Kala menatap ke arah gadis yang di tolongnya. "Kenapa kaya gelisah gitu?" tanya Kala.
"Ini masih lama ya, Kak?"
"Kayanya sih gitu."
"Ibu aku lagi sakit, Kak."
"Kenapa nggak ngomong dari tadi? Udah lo pulang aja bawa motor gue," titah Kala.
"Nggak apa-apa nih, Kak?"
"Hm." Kala merogoh saku celananya untuk mengambil kunci motornya. Setelah mendapatkan apa yang ia cari, Kala menyerahkannya kepada gadis itu.
Gadis itu pun menerimanya. "Boleh minta nomor Kakak? Biar besok gampang kalau mau tukar motornya," tanya gadis itu—sungkan.
Tiba-tiba ponsel Kala berdering. Baru saja mengangkatnya, Kala sudah mendapatkan omelan dengan kecepatan 130 kata per menit.
"Sorry, ada kendala. Kamu minta jemput papi aja, deh ...," nego Kala.
"...."
"Ya udah, pakai taksi online aja."
"...."
"Iya ... iya ... ntar Kakak yang gantiin uangnya."
Panggilan terputus. Begitulah kedua kakak beradik itu, jika salah satu di antara mereka ada yang sedang marah, maka mereka tidak akan menggunakan salam, sapa, sopan, dan santun.
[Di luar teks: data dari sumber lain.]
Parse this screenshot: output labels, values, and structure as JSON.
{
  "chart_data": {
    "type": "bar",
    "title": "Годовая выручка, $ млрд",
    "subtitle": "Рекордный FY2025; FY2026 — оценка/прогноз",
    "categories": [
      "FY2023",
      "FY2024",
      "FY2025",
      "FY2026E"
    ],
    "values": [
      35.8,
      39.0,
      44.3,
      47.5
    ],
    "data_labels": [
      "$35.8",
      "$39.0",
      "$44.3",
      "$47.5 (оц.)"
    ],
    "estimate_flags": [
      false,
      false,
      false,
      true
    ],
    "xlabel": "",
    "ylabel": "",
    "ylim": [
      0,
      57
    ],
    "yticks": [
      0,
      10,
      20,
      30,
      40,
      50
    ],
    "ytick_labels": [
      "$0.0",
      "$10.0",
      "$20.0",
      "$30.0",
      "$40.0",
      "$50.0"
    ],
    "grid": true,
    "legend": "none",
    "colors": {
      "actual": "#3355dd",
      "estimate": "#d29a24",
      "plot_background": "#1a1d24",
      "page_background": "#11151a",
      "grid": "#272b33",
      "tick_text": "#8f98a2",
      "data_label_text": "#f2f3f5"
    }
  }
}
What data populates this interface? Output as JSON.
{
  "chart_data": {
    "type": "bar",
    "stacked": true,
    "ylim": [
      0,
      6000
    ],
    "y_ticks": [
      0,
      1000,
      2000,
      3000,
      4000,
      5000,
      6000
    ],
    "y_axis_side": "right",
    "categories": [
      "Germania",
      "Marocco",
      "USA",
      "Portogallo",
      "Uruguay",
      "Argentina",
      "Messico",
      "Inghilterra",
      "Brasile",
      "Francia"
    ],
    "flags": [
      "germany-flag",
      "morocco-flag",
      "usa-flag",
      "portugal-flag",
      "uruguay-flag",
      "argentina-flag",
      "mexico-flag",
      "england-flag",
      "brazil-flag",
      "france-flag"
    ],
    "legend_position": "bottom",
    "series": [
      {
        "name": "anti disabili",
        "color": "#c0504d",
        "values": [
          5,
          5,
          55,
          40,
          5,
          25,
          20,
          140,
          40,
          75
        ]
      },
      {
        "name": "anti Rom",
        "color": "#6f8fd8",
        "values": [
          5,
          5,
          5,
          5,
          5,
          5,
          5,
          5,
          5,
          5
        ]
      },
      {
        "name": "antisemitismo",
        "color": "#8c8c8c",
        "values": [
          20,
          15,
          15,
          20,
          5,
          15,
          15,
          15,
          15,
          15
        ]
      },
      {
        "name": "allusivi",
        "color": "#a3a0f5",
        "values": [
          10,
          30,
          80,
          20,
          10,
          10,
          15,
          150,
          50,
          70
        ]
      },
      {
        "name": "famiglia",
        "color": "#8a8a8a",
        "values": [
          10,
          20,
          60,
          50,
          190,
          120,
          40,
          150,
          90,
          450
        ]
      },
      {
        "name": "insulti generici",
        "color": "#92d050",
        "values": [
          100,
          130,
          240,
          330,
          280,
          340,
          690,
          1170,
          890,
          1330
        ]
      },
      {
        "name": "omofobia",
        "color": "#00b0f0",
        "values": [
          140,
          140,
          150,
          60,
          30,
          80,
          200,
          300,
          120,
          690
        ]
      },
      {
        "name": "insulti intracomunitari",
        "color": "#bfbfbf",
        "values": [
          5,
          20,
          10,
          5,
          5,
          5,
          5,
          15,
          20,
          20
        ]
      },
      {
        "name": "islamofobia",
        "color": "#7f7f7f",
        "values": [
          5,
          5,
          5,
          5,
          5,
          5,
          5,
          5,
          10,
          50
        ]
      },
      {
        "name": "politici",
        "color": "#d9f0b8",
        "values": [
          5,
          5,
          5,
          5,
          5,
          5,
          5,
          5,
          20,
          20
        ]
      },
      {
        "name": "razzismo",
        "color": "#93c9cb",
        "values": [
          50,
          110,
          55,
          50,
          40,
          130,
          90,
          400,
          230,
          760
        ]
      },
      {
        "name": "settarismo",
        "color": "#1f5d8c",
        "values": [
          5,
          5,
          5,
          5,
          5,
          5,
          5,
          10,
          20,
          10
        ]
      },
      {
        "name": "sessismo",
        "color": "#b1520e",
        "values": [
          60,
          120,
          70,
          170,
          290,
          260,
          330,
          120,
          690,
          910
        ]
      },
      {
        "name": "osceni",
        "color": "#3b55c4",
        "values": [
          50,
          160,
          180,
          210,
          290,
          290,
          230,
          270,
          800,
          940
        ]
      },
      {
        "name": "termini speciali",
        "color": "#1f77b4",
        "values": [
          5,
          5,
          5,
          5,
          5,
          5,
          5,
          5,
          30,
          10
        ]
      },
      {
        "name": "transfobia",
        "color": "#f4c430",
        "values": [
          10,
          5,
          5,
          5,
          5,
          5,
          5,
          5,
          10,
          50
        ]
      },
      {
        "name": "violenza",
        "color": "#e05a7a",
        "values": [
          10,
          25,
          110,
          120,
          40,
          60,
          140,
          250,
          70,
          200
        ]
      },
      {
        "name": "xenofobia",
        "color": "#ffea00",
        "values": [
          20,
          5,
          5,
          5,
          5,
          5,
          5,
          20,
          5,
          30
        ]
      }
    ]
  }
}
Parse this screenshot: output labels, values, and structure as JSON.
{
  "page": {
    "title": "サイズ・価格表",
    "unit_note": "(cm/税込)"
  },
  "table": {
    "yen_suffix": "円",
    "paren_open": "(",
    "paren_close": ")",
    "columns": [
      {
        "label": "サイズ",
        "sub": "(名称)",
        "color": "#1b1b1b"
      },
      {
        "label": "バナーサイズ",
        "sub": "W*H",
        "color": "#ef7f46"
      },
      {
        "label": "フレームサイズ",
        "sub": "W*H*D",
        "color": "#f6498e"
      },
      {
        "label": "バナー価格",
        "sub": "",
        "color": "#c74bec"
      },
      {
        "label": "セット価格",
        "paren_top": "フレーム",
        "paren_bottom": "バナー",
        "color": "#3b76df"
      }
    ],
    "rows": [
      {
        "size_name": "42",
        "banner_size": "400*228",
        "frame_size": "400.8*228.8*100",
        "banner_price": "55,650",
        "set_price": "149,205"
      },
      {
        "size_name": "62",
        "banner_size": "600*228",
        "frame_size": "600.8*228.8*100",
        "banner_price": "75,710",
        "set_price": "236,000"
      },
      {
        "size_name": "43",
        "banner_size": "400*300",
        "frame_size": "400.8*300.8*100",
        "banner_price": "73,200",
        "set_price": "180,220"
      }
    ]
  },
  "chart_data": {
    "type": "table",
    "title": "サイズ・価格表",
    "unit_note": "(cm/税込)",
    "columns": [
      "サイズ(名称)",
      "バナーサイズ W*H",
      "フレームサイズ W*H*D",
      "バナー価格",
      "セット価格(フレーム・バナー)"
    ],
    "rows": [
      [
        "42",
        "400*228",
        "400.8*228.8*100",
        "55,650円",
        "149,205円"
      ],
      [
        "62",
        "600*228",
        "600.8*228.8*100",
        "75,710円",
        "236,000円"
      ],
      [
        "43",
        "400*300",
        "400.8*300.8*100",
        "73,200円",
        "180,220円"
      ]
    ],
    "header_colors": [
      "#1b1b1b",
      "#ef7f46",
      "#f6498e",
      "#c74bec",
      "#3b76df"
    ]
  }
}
"Bawa sini HP lo, gue catet nomor gue," pinta Kala.
"Aku ganggu Kakak, ya?"
"Nggak. Mana? Siniin HP lo!" pinta Kala.
Setelah Kala mencatat nomor ponselnya, ia kembalikan ponsel itu kepada si empunya.
"Udah aku miscalled ya, Kak."
"Hm," sahut Kala.
Gadis itu pergi menggunakan motor Kala.
Kala memandangi ponselnya, tertera satu nomor baru di riwayat panggilan tidak terjawab di sana. Jarinya bergerak untuk menyimpan nomor itu. 'Gladis', nama itu yang ia gunakan untuk menyimpan nomor baru tadi.
***
"Ya ampun, Kala!" Bimo terkejut saat membuka pintu rumahnya. Ia melihat Kala yang basah kuyup, hujan memang mengguyur ibu kota—sore ini. "Gue udah nunggu lo dari tadi, padahal tadi gue udah pulang ke apartemen gue dulu baru kesini, tapi malah gue duluan yang sampai."
Kala tidak menanggapi kawannya itu. "Jovi!" teriaknya.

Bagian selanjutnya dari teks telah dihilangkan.